Martine Gutierrez (born 1989 Berkeley, California) is a visual and performance artist who lives and works in Brooklyn, New York. She received a BFA in Printmaking from the Rhode Island School of Design. Born to a Guatemalan father and white American mother, her cross-cultural background informs her fluid self-navigation as she has always straddled both cultures. Recent solo shows include: FOCUS: Martine Gutierrez, Museum of Modern Art Fort Worth, TX; Life; Martine Gutierrez: Body en Thrall, Australian Centre for Photography, Darlinghurst, AU; and Indigenous Woman, RYAN LEE, New York, NY, among others. Her work was featured in many group exhibitions including The Cindy Sherman Effect: Identity and Transformation in Contemporary Art, Kunstforum Wien, Vienna, AT; Crack Up – Crack Down, Ljubljana Biennial of Graphic Arts, curated by Slavs and Tatars, Ljubljana, Slovenia; Transamerica/n: Gender, Identity, Appearance Today, McNay Art Museum, San Antonio, TX; MASK, Kunstmuseum Bonn, Germany; and May You Live In Interesting Times, 58th International Art Exhibition – La Biennale di Venezia, curated by Ralph Rugoff, Venice, Italy. Her work has been acquired by the Hood Museum of Art, Dartmouth College, Hanover, NH, for their permanent collection. Gutierrez is also a published musician and producer. She is represented by RYAN LEE Gallery, New York.

Past Resident
2017: Hasselblad Foundation

Espen Gleditsch

Espen Gleditsch is an artist whose work juxtaposes photographs, texts and objects. His projects often put in dialogue text and image to enable a variety of perspectives on a common theme. Through this association, viewers’ interpretations of the works vacillate between a rational, cognitive understanding and a visual system of symbols. Gleditsch’s intellectual and artistic process often starts with a narrative that navigates between fact and fiction. His work raises fundamental philosophical questions regarding our ability to survive in a secular society without dreams and fantasies–which allow us to transcend our rational understanding of reality.
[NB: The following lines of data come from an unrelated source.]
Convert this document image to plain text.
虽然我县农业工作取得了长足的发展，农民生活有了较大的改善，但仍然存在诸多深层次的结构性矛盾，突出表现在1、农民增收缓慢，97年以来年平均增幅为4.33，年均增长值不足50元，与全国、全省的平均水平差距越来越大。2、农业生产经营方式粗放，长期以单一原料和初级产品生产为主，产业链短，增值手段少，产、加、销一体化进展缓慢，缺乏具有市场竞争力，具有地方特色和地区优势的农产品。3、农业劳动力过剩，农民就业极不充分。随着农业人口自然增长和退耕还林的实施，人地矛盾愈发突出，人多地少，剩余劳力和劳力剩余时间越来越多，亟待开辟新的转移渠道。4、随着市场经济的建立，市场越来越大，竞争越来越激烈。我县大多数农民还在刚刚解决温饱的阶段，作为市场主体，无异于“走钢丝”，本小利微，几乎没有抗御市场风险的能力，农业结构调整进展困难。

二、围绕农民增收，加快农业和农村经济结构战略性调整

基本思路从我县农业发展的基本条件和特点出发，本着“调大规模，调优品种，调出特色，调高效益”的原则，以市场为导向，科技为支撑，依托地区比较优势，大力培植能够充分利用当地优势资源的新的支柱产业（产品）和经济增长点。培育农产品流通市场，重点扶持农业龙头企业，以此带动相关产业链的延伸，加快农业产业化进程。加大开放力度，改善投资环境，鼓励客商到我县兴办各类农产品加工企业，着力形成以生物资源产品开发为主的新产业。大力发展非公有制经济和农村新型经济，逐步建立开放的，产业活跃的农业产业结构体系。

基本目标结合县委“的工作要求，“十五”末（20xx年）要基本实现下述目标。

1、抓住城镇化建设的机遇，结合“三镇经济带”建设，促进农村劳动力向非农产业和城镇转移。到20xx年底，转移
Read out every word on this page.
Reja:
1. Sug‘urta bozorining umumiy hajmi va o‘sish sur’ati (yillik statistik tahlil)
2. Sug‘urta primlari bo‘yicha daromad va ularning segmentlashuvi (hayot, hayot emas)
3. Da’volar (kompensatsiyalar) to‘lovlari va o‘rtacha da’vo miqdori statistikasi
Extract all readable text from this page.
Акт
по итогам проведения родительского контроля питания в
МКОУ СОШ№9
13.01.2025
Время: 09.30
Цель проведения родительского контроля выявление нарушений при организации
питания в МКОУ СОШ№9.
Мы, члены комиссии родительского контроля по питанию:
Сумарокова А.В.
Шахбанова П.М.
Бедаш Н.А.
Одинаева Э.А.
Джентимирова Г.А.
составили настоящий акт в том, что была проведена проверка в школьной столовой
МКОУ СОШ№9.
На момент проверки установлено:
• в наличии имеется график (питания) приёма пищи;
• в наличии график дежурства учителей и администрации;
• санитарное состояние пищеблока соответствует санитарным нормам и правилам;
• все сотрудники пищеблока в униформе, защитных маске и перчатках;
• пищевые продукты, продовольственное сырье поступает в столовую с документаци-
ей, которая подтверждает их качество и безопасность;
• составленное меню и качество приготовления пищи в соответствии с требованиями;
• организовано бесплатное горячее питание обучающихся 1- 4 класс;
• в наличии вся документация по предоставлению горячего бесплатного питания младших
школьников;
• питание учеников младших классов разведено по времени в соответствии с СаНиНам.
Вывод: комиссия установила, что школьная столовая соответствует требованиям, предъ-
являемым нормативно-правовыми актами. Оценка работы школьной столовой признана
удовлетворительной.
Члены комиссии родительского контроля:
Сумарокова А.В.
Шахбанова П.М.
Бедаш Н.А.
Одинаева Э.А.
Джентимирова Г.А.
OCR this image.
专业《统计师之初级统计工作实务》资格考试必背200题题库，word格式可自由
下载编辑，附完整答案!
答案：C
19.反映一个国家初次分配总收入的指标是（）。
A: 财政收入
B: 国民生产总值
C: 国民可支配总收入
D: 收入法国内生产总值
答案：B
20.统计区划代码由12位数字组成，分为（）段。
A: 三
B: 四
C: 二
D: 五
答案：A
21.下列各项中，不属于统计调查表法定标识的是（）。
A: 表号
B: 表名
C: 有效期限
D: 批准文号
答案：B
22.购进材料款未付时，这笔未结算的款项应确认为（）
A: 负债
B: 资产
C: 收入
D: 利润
Espen Gleditsch (born 1983) lives and works in Oslo, Norway. Gleditsch received his MFA from the Academy of Fine Art of the Oslo National Academy of the Arts in 2015. Gleditsch’s work has been presented in solo shows at Kunstnerforbundet, Oslo, 2016; Noplace, Oslo, 2016; Fotogalleriet [Format], Malmö, 2015; Haugesund kunstforening, Norway 2013; and MELK, Oslo, 2012. Group shows include Kunstnernes Hus; Hamburger Bahnhof – Museum für Gegenwart, Berlin, 2015; Haugar Vestfold Kunstmuseum, 2014, 2010; Austin Centre for Photography, 2014; and Fotogalleriet, Oslo, 2013.